Gelandangan itu mengambil sebatang rokok dengan tangan menggigil sambil
berulang-ulang mengucapkan kata terimakasih. Setelah ujung rokok itu menyala,
ia menghisapnya dengan sangat nikmat.
"Pagi yang segar, ya?"
ujarnya sambil duduk di bangku.
"Begitulah..." sahutku
pendek.
"Bapak baru pertama duduk di
taman ini, ya?"
"Lho, kok, tahu?"
"Ha-ha-ha! Saya 'lurah'-nya
taman ini, ha-ha-ha!"
"Sejak kapan?"
"Sejak saya sadar saya ada di
taman ini."
"Lho, dulu Bapak di mana?"
tanya saya heran.
Laki-laki itu menghisap rokok lagi
dengan dalam. Wajahnya menengadah sejenak. Lalu ia tersenyum dengan gerak bibir
yang tak terlihat karena tertutup bayangan tiang listrik.

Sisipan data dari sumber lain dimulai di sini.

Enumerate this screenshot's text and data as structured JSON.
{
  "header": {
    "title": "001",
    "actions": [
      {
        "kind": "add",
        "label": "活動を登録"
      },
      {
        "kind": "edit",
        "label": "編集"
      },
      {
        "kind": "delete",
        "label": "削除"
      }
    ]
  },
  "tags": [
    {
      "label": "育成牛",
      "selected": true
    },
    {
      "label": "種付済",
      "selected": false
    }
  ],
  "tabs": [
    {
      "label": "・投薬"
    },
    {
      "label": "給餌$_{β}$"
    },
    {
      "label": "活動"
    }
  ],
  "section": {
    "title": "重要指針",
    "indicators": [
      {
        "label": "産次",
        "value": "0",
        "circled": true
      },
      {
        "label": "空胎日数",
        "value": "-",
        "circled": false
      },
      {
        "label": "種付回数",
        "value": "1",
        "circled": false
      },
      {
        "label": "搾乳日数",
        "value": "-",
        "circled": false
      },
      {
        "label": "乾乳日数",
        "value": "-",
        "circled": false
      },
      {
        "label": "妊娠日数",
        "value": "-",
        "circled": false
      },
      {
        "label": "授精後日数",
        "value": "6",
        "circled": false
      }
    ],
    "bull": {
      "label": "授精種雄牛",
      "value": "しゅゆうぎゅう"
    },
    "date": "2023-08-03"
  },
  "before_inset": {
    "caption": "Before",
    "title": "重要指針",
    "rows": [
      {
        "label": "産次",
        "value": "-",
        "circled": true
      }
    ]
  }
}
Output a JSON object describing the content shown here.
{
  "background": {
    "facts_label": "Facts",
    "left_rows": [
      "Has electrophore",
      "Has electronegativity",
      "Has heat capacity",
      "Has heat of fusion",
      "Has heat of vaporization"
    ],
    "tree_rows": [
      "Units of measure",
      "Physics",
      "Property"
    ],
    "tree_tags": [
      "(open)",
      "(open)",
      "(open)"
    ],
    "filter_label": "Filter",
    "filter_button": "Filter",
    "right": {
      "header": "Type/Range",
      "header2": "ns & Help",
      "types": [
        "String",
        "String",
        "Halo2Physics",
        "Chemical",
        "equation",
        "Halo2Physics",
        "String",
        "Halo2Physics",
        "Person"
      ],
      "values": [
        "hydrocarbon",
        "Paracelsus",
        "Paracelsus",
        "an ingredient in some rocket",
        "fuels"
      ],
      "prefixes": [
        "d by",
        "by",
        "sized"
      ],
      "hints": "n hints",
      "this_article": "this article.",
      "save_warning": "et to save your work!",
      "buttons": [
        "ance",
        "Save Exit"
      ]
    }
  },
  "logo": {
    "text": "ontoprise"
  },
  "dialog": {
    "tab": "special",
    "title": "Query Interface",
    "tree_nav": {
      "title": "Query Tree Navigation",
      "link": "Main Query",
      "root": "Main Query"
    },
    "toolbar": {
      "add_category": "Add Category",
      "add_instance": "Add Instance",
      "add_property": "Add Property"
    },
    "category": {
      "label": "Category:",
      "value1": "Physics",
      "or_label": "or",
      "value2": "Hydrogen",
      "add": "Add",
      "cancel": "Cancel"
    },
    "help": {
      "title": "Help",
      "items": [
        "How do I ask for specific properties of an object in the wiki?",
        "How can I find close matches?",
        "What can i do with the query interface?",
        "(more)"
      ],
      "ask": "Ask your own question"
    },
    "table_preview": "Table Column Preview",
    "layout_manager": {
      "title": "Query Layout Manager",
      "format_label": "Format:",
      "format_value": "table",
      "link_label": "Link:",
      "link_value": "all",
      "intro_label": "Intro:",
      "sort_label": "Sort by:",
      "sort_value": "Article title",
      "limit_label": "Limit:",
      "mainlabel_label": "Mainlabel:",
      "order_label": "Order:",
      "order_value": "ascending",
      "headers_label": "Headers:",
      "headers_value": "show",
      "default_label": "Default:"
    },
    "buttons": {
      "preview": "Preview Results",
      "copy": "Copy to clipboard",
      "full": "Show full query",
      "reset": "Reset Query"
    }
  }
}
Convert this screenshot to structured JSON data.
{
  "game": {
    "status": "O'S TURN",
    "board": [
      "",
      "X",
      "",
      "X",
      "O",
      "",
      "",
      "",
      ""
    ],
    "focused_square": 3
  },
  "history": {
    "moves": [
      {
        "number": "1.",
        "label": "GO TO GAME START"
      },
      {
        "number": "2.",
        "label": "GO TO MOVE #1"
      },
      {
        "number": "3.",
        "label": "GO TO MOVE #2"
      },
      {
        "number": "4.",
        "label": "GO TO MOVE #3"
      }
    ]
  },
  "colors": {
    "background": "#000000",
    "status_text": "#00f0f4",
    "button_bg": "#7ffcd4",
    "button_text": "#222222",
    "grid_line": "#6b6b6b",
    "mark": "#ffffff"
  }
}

"Saya dulu seorang direktur
utama sebuah perusahaan..."
"Tunggu!" aku buru-buru
memotongnya. Aku mematikan rokok yang hampir habis dan mengambil yang baru. Aku
memberi isyarat agar ia melanjutkan ceritanya setelah rokok di sela-sela jariku
menyala.
"Begitulah...krisis telah
menjadi gelombang yang memporakporandakan semua tatanan. Akhirnya, saya cuma
jadi beginian."
"Tapi...bagaimana mungkin itu
menimpa Bapak?" pelan-pelan aku seperti ingat wajah yang ada di depanku
ini.
"Semuanya mungkin, Nak. Maaf,
ya, saya panggil Nak, karena usia saya jauh lebih tua dari Nak...siapa
namanya?"
"Raib."
"Nak Raib? Ah, pasti Nak Raib
bercanda?"
"Benar, Pak. Itu nama
saya."
"Banyak orang yang nasibnya
lebih sial dari saya. Bayangkan, usai rapat umum pemegang saham, direktur utama
dan tiga direktur lain, izin ke toilet, tapi sesudah itu mereka tak pernah
kembali."
"Mengapa mereka?"
"Melompat beramai-ramai dari
gedung berlantai 60."
"Oh!"
"Ada lagi yang lebih
mengerikan. Sepulang dari kantor, seorng suami mengajak istri dan anak-anaknya
pergi ke Puncak. Tapi suami malang itu menjalankan mobilnya dengan kecepatan
yang sangat tinggi. Sampai suatu ketika tiba di tikungan, mobil tak bisa
dikendalikan lagi; terguling ke jurang, lalu tamat sudah riwayat keluarga
itu."
Aku tergagap. Bah! Sudah pagi. Bus
kota, mobil, motor dan suara orang-orang terdengar nyaring dari jalan raya. Ke
mana laki-laki gelandangan tadi? Ah, bodoh, aku. Aku tidak dengan siapa-siapa.
Sendirian dan kini terbangun dari mimpi atau lamunan atau apalah namanya. Aku
buru-buru berdiri dan ambil langkah untuk pulang.
Pulang?
Ke mana? Terpaksa aku mencari tempat yang sepi lalu mengubah diri menjadi
angin. Ya, ini satu-satunya cara yang paling enak dan leluasa. Sesudah itu
melayang atau mengembara mengikuti gerak hati; siapa peduli?